GUYTH, YOU CAN TELL I HAVE A LITHP WHEN I POTHT TO TWITTER?

It’s worth mentioning that Roberts seems to have thought better of having wildly homophobic tweets laying around the internet with his name on them, so I’m glad I had already screen-captured the exchange for this post before he could delete them. This is the kind of thing that should follow a writer around until the internet or the sun burns out, whichever happens first. [Update: Chrissy Rob came out of hiding to decry my “one-side piece” (that’s “one-sided,” Chris) and to say that, “I don’t want to be called a homophobe. I call it bathroom humor & have NOTHING against gays.” Right, because saying someone was born with a dick in their mouth and talking with a lisp sounds in no way like he’s taking a shot at gay men. And calling me “cockbreath” presumes that my breath smells like cock because I am sucking cocks. So the premise of the insult is that I’m gay and don’t brush my tongue. I guess it isn’t surprising that this guy doesn’t know how words and meaning work. Roberts goes on: “I support all in the gay community, their rights, their preferences and through diversity are even stronger citizens. I hope you will consider amending the title & content to reflect my views on gays.” So, folks, Chris Roberts supports the gays, unless you take issue with his sentence construction or command of the mechanics of English, in which case, you were born with a dick in your mouth, you have cockbreath, and you speak with a lisp, but that has nothing to do with gay men. I told him I wasn’t going to change anything, but honestly, why not flesh this post out? Of course, before I could capitulate, he blocked me again. I suspect he’s actually a 12-year-old kid.]

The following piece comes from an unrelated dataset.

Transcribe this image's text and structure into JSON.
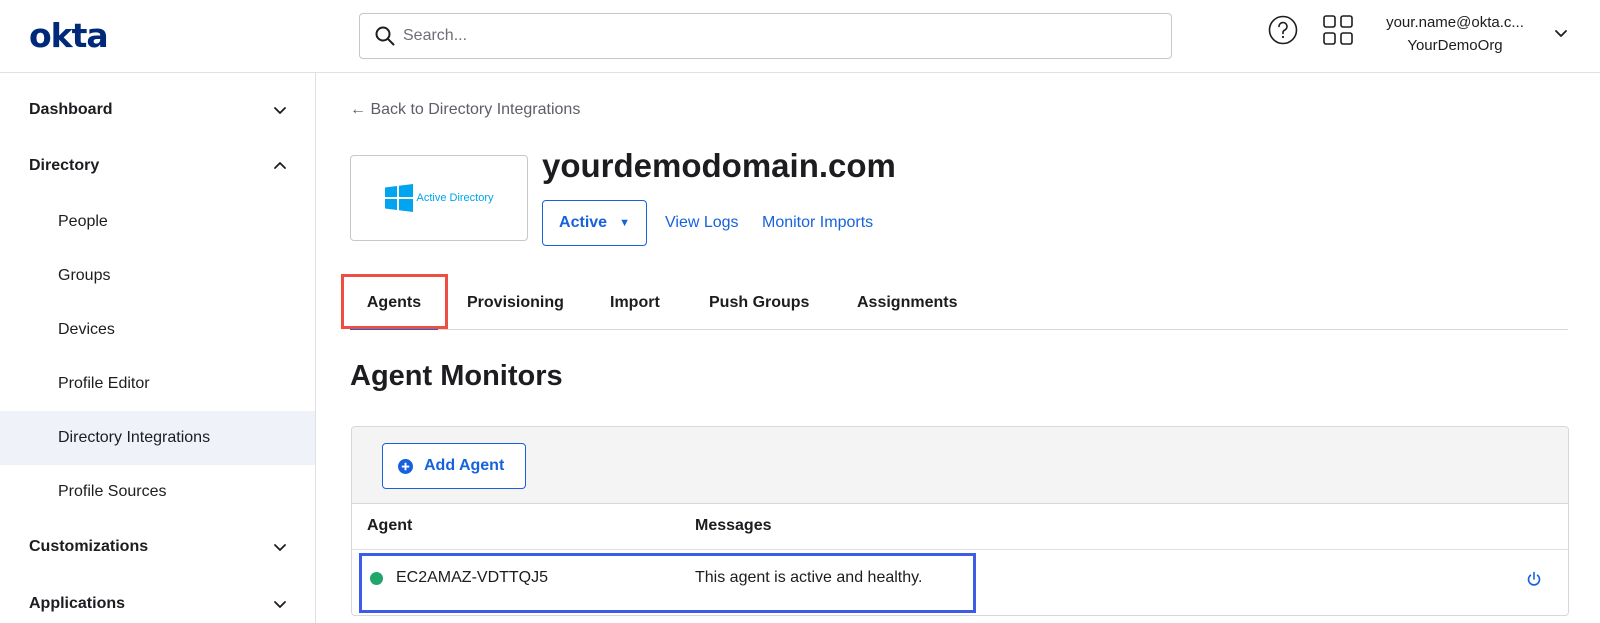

Back when he had me blocked the first time, I could still read his tweets through the magic of not being logged in to Twitter. Most of them are in the format of newspaper or op-ed headlines, like “Being Amy Sohn Or How ‘Motherland’ Prompted an Exodus Out of Park Slope and the Mayor to Declare Mother’s Day Outlawed,” and he’s forever making cardboard cut-outs of people and kicking them “in the nuts” while he sings “God Bless America.”  Currently he’s having an argument with a Chris Rock parody account (the entire profile’s description is comprised of one word: “parody”) as though it’s actually Chris Rock.

It also seems like this guy is obsessed with two things: dicks and my mouth. Strange combination he’s fixating on there. And I hear people use “dude” all the time, and we live in the same city. I’d very much like to know how you write someone “inside and out.” I’ve heard of knowing someone or something inside and out, or writing circles around someone, but “write you inside and out”? Dude.

Then he goes and calls my mother a whore. Or, more specifically, he quotes Darrell Hammond impersonating Sean Connery calling Will Ferrell’s impersonation of Alex Trebek’s mother a whore on Saturday Night Live. His “last word” is four words, and, again, for God’s sake, Chrissy Bob, “shit head” is one word.